A Lethal Concoction of Laws

On March 13, 2020 healthcare worker Breonna Taylor died, not of coronavirus but at the hands of Louisville, Kentucky police officers.

The stated mission of the Louisville Metro Police Department (LMPD) is “…to deliver professional, effective services, fairly and ethically, at all times, to all people, in order to prevent crime, control crime and enhance the overall quality of life for citizens and visitors.”  So why did Breonna Taylor die of 8 bullet wounds inflicted by LMPD police officers during a drug raid in her apartment where no drugs were found?   Clearly, the LMPD failed to “enhance the overall quality” of her life or the lives of her bereaved family.  Are there other victims?  Are the officers of the LMPD themselves victims of incompetent leadership, unrealistic expectations and bad legislation?  Are the citizens of Louisville victims?  They will be expected to pay millions of dollars for the botched raid that killed Ms. Taylor.  Are the people of Kentucky victims?  The laws that predestined this tragedy are still on the books.

Breonna Taylor is dead.  Her boyfriend has been charged with attempted murder of a police officer.  A mother has lost her child.  A police officer was wounded in the line of duty.  The Governor has called for a federal investigation of the LMPD.  An unidentified judge may have been misled by false information before signing the “no-knock warrant”.  Careers will likely be ruined.   Lawsuits will cost millions.  The conflicting laws that set the stage for this tragedy were passed by the Kentucky General Assembly and are still on the books.  All of this could have been avoided.   

The Kentucky General Assembly needs to accept its share of the blame for the violation of Ms. Taylor’s primary unalienable right, her right to life.
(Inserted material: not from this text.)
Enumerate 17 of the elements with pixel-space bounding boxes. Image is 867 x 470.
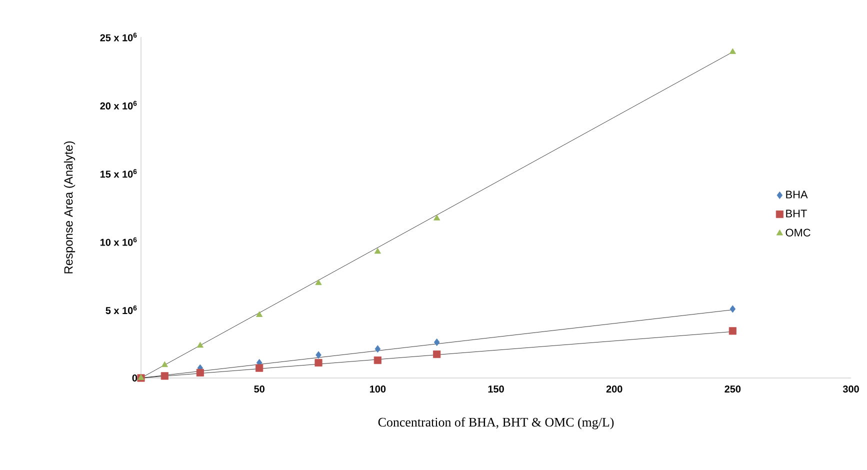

The General Assembly has made tragedies like this inevitable by passing a lethal concoction of laws that have resulted in death or trauma to both  police officers and the citizens they are sworn to protect.  

The General Assembly has passed Kentucky’s “stand your ground” law which allows citizens to use deadly force to protect themselves from intruders.  The Assembly has also legalized “no-knock warrants” that permit law officers to force their way into residences without announcing themselves as police officers.  This makes the police officers look a lot like the intruders that citizens are allowed to shoot in self defense.  Kenneth Walker, Ms. Taylor’s boyfriend, did just that.  After calling 9-1-1 to report the break-in Mr. Walker fired one round, hitting a police sergeant in the leg. 

The current Kentucky General Assembly endorses the failed “war on drugs” which sends police officers into dangerous situations, sometimes against armed criminals, to enforce ineffective prohibition laws.  The General Assembly is risking the lives of police officers in a battle that they can’t win.  During its 2020 session the General Assembly even failed to decriminalize the use of medicinal cannabis to alleviate pain for cancer patients, veterans with PTSD and opioid victims.  If these suffering individuals buy, grow or use marijuana the General Assembly has passed laws to imprison and/or fine them. The Legislature is overreaching and out of touch with the citizens of Kentucky who were recently polled by the Foundation for a Healthy Kentucky.  90% of Kentuckians said they are in favor of allowing the use of marijuana for medical purposes.  60% are in favor of adults using marijuana for any purposes.  But the Assembly fails to represent the wishes of the people in the misguided pursuit of being tough on drugs, regardless of the consequences.  

Voters of Kentucky need to hold the General Assembly accountable.  To do that they will  need answers in order to enact the changes necessary to avoid the next inevitable tragedy of this kind.  They need the answers before the General Election, November 3, 2020. 

Why did police officers crash into Ms. Taylor’s apartment when the person they were searching for was already in police custody?

Were police misled by an informant?

Knowing the inherent dangers, why was a “no-knock warrant” requested?

What are LMPD’s procedures regarding “no-knock warrants”?

Who authorized the “no-knock warrant”?  What was he/she told about the need for this dangerous type of warrant?

Why weren’t police officers in uniform? 

Why didn’t police officers wear body cameras when crashing into the apartment?

What is LMPD’s procedure for the use of body cameras?  Were those procedures followed?

Why did police shoot an unarmed person eight times?

Who will  keep Kentuckians safe from government overreach and force?  

How many more innocent bystanders need to die before the Kentucky General Assembly ends prohibition and the failed “war on drugs”?  

How will Kentuckians neutralize the lethal concoction of laws that still endangers them and their police officers?